Doctors making house calls? It sounds so ... 19th century, conjuring up images of a tweedy medical practitioner arriving on someone’s doorstep by horse and buggy with a medical bag and a stethoscope.
A company called Pager is working to bring the house call into the 21st century, beginning in New York City. Co-founded by Oscar Salazar, who helped launch Uber, Pager offers an iPhone app that allows users to line up an urgent-care home visit in two hours or less, from a board-certified physician, with fees starting at $199.
Pager joins the fast-expanding field of telehealth, which the American Telemedicine Association describes as “the use of medical information exchanged from one site to another via electronic communications to improve a patient’s clinical health status ... using two-way video, email, smartphones” and other wireless tools.
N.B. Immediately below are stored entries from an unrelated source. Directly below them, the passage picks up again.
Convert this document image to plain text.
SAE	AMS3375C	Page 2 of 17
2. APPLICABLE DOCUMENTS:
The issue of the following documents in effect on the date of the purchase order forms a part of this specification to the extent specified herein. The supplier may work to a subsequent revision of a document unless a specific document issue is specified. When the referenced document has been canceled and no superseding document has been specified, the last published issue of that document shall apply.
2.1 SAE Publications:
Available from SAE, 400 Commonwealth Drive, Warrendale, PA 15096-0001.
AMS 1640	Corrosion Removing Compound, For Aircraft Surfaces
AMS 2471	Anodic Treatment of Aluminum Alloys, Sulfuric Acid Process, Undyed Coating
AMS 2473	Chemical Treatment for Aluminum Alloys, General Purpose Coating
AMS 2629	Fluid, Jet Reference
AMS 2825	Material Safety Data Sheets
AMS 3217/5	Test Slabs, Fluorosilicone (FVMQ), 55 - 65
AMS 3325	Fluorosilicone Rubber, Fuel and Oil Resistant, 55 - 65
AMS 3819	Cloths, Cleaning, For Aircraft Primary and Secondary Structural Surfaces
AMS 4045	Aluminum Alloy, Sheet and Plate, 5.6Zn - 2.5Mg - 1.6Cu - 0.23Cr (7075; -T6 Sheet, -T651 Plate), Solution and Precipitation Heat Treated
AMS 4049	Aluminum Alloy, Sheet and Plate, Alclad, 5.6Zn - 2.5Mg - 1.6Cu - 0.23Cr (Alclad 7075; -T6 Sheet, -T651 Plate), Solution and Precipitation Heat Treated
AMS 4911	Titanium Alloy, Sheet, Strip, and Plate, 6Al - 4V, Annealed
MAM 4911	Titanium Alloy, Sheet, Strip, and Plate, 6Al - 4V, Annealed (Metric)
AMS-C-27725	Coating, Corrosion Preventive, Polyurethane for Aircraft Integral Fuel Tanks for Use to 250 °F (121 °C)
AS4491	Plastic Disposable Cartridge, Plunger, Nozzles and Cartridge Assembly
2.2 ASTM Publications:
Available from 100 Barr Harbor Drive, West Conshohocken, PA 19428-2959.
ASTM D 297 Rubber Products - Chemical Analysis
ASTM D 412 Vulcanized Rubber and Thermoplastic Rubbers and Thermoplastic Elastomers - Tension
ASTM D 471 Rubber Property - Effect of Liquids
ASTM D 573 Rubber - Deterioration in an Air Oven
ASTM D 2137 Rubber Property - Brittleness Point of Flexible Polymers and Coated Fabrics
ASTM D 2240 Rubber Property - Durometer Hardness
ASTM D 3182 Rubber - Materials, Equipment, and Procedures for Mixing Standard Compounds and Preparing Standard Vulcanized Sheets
Such drug chains as Thrifty White have been providing remote-site dispensing and video-enabled pharmacist counseling in geographically dispersed communities for years. And CVS, Walgreens and Rite Aid have all launched telehealth initiatives in some markets. But its adoption is accelerating fast, said Roeen Roashan, medical devices and digital health analyst at IHS Technology. She predicted a 10-fold rise in the telehealth market by 2018, and credited “rising expenses, an aging population and the increasing prevalence of chronic diseases,” along with the shortage of primary care physicians and the need to expand access to care. Among examples:
CVS, Walgreens, Cardinal Health and other companies launched the Alliance for Connected Care to foster adoption of tele-health through legislation. In December, Walgreens also partnered with MDLIVE to launch a telehealth offering that links patients in California and Michigan to physicians through its website;
The Mayo Clinic launched a telehealth pilot to provide telehealth services to middle-school students and school staff in Austin, Texas;
The Centers for Medicare and Medicaid Services recently indicated it was considering covering telehealth services through Medicare; and
Bills that would encourage adoption have been introduced in Congress, including the Accountable Care Organization Improvement Act and the Telehealth Enhancement Act.